Par Fidel Martin, Président d’Exoé
Dans un contexte
économique de plus en plus exigeant, la pression sur les sociétés de gestion
pour réduire leurs coûts atteint un niveau sans précédent. Cette demande,
principalement initiée par les grands investisseurs institutionnels, pose des
questions cruciales sur l’équilibre entre rentabilité et innovation, tout en
faisant peser un poids disproportionné sur les sociétés de gestion dites «
entrepreneuriales ».
Une tendance dictée par
les institutionnels
Les gros investisseurs
institutionnels, tels que les fonds de pension, compagnies d’assurance et
autres grands acteurs du marché, jouent un rôle clé dans la finance moderne.
Avec des capitaux à investir d’une ampleur considérable, ils sont en mesure
d’imposer leurs conditions, y compris la réduction des frais de gestion. Pour
eux, chaque point de base économisé représente des montants considérables sur
le long terme.
Cependant, ces
exigences, bien qu’admissibles dans une logique de rendement, viennent souvent
fragiliser les structures plus petites et innovantes. Contrairement aux grandes
institutions financières, les sociétés de gestion entrepreneuriales ne
disposent pas de l’échelle économique nécessaire pour absorber de telles
réductions sans compromettre leur activité.
Les sociétés de gestion
entrepreneuriales : un moteur d’innovation menacé
Les sociétés de gestion
entrepreneuriales, souvent de taille modeste, sont à l’origine de nombreuses
innovations financières. Leur agilité et leur capacité à proposer des
stratégies différenciées sont des atouts majeurs dans un secteur de plus en
plus standardisé. Pourtant, ces acteurs sont aujourd’hui confrontés à un
dilemme : répondre à la pression des coûts ou maintenir leur modèle basé sur la
qualité et la spécialisation.
Avec des marges déjà
réduites, la baisse des frais de gestion peut rapidement devenir insoutenable
pour ces structures. Cette situation risque de conduire à une consolidation du
secteur, où seules les grandes entités capables d’absorber ces exigences subsisteront.

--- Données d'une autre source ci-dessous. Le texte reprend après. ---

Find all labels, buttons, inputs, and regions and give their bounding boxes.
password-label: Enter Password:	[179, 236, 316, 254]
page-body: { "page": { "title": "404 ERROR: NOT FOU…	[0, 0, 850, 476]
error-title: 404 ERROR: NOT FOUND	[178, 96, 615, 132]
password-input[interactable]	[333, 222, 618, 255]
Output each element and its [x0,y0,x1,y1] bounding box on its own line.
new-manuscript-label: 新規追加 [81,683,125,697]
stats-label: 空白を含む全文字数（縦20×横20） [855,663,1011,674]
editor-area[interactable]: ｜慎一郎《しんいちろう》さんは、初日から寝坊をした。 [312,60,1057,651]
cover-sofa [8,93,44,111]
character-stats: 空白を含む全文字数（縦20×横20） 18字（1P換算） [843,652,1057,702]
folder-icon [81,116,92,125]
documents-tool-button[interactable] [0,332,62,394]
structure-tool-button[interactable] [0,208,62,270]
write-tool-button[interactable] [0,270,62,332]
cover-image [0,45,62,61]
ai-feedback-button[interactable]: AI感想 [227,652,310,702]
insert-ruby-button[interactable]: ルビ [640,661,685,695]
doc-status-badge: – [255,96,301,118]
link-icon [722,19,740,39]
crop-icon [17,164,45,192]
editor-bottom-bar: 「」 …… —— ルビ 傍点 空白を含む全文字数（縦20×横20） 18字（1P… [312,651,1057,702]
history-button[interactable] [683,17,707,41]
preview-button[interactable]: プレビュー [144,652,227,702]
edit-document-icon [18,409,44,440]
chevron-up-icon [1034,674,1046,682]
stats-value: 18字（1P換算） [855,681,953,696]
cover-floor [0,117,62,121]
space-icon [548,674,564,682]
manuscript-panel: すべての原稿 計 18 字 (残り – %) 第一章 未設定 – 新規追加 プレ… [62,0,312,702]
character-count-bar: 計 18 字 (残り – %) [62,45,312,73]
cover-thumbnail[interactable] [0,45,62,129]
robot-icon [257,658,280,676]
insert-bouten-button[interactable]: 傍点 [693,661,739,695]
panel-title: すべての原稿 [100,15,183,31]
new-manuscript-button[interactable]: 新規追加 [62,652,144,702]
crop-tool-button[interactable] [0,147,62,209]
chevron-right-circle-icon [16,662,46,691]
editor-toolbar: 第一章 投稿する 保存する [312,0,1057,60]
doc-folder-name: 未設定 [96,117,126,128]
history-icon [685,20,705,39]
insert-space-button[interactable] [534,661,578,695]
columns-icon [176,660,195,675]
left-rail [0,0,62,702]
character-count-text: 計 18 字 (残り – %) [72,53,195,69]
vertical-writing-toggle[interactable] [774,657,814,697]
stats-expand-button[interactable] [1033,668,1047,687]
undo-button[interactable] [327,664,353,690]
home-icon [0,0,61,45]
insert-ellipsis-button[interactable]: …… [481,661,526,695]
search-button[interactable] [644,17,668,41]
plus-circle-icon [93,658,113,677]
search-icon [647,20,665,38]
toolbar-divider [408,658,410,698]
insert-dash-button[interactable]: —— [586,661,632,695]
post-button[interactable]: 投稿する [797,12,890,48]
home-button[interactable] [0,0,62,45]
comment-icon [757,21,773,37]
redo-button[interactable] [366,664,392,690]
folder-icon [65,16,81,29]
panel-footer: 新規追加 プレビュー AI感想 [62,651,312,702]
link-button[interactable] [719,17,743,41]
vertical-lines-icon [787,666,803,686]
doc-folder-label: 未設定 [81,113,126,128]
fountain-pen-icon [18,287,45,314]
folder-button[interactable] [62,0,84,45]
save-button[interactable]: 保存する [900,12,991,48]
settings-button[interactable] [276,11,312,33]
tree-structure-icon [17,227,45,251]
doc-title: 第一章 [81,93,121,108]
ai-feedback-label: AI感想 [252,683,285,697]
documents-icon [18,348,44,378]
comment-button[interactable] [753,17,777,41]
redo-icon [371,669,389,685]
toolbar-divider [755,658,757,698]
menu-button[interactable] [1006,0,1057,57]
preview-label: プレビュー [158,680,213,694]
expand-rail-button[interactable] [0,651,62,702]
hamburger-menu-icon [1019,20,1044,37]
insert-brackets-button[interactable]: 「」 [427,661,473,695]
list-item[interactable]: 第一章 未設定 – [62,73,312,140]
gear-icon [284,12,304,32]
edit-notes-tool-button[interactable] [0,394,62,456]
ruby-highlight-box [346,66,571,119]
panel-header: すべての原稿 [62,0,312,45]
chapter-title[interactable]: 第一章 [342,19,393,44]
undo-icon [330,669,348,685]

Un tel scénario ferait courir le risque d’un appauvrissement de l’offre
financière et d’une concentration accrue des pouvoirs.
Une nécessaire
évolution du dialogue
Pour relever ces défis,
il est indispensable d’engager un dialogue constructif entre les grands
investisseurs institutionnels et les sociétés de gestion entrepreneuriales.
Plusieurs pistes peuvent être envisagées :
1. Modéliser une
tarification différenciée en fonction de la taille et des besoins des investisseurs,
afin de préserver la viabilité des acteurs de niche.
2. Encourager des
partenariats stratégiques qui permettent aux petites structures de mutualiser
certains coûts, notamment ceux liés à ceux liés à une table de négociation
externalisée, et/ou à la conformité réglementaire.
3. Valoriser
l’innovation dans les critères de sélection des gestionnaires d’actifs, en
reconnaissant le rôle crucial des sociétés entrepreneuriales dans le
renouvellement des pratiques financières.
Une opportunité de
redéfinir les règles
Au-delà des
contraintes, la demande de réduction des coûts pourrait également être perçue
comme une opportunité pour les sociétés de gestion entrepreneuriales de
repenser leurs modèles économiques. L’optimisation des processus, la
digitalisation et la recherche de nouvelles sources de revenus peuvent
constituer des leviers puissants pour s’adapter à cette nouvelle donne.
Cependant, ces
évolutions ne doivent pas se faire au détriment de la qualité du service et de
l’indépendance intellectuelle qui caractérisent les sociétés de gestion
entrepreneuriales. Il en va de la diversité et de la richesse de notre
écosystème financier.
En conclusion, la pression sur les coûts exercée par les grands investisseurs institutionnels est une réalité à laquelle toutes les sociétés de gestion doivent faire face. Toutefois, pour les sociétés entrepreneuriales, il est crucial que cette évolution se fasse de manière équilibrée, afin de préserver leur rôle unique dans l’écosystème financier. Une collaboration renforcée entre tous les acteurs est essentielle pour trouver des solutions innovantes et garantir un avenir durable à notre secteur.